Incremental/Continuous crawl and case sensitivity - Duplicate items
-
02-10-2020 - |
题
I just stumbled upon an interesting behavior:
- Have a document set:
- Title: My Special Document Set
- Perform a crawl (continuous / incremental crawl)
- Search returns 1 result.
- Rename the document set with different casing: "my special docuMENT SET"
- Perform a continuous / incremental crawl
- Search returns 2 results. One for each case (my special... & My Special...)
- The
DocId
managed property is different for both search results - The Duplicate Rows are 0 or in other words: Total Rows: 2, Total Rows including Duplicates: 2, so
trimduplicates=true
does not help, still 2 results.
- When I now perform a full crawl, the duplicate entry is removed.

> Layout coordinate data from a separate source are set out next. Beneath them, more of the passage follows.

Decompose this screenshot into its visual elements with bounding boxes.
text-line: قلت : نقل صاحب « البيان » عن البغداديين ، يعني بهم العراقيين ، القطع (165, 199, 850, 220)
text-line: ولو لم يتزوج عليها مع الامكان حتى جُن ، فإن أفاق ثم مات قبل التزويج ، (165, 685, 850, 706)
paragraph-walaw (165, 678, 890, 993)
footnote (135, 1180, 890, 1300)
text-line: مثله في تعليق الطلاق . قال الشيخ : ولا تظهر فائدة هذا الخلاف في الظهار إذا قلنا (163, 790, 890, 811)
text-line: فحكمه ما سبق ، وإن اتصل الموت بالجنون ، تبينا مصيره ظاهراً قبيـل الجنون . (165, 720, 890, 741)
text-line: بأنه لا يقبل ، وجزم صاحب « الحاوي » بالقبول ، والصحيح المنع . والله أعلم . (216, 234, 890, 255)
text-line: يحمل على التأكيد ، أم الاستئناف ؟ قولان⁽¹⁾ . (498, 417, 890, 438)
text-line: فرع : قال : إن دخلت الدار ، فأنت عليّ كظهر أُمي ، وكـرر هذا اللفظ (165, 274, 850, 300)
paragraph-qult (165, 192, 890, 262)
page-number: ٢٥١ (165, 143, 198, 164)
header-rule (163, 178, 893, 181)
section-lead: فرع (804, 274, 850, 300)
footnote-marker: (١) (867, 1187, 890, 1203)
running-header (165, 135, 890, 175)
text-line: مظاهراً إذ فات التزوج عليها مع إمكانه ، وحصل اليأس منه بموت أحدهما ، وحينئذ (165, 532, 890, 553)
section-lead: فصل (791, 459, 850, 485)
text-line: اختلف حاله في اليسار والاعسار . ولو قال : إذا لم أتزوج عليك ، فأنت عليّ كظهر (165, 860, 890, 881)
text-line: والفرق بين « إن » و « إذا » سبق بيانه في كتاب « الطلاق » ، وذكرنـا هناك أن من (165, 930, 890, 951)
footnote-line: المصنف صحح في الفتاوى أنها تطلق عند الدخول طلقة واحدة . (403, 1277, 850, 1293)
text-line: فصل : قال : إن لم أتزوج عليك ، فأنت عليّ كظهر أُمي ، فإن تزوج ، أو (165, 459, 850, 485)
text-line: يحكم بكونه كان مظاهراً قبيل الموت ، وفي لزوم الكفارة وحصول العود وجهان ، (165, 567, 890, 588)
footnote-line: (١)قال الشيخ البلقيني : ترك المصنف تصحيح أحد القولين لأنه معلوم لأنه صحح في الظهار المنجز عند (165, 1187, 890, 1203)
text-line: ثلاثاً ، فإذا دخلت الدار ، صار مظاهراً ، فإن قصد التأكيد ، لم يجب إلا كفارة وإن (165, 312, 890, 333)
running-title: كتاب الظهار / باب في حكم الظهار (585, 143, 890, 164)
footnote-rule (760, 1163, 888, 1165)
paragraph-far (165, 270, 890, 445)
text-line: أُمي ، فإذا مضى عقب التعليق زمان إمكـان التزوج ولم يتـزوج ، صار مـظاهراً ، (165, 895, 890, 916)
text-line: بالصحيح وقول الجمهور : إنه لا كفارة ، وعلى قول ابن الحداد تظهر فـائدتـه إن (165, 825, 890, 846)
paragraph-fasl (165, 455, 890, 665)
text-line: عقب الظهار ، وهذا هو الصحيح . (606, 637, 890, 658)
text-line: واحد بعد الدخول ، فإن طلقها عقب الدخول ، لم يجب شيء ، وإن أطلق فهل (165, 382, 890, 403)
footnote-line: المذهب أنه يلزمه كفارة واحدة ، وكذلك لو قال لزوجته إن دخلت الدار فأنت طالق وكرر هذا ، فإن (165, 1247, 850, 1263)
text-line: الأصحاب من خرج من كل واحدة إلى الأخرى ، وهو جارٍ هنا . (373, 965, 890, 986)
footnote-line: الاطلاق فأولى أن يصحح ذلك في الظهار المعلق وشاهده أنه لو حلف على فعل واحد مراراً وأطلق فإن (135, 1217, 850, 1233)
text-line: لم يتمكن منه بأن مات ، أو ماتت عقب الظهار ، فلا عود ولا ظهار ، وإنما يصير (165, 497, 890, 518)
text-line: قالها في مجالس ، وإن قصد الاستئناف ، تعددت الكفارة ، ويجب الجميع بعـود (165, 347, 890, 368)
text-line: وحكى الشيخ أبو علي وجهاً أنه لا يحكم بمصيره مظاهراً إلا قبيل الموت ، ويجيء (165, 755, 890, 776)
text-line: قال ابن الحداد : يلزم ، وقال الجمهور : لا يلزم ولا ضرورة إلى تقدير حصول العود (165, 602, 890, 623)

It seems as continuous and incremental crawl do not take care of casing/renames of folders/FileLeafRef and create a duplicate entry for when only the casing of an item is changed. Besides running a full crawl, is there anything else I could do about this?
We're currently evaluating creating an event receiver to trigger CrawlLog.RecrawlDocument
on renames but that seems kind of non-standard and weird. The SPListItem.UniqueItemId
is the same for the item so we could actually filter the result set. - weird that duplicate detection doesn't kick in
解决方案
This is a SharePoint Bug. It seems to be fixed in the October 2014 CU, I couldn't find any details in any KB article though.
I installed the May 2015 CU on a SharePoint 2013 SP1 patched server and the problem is gone.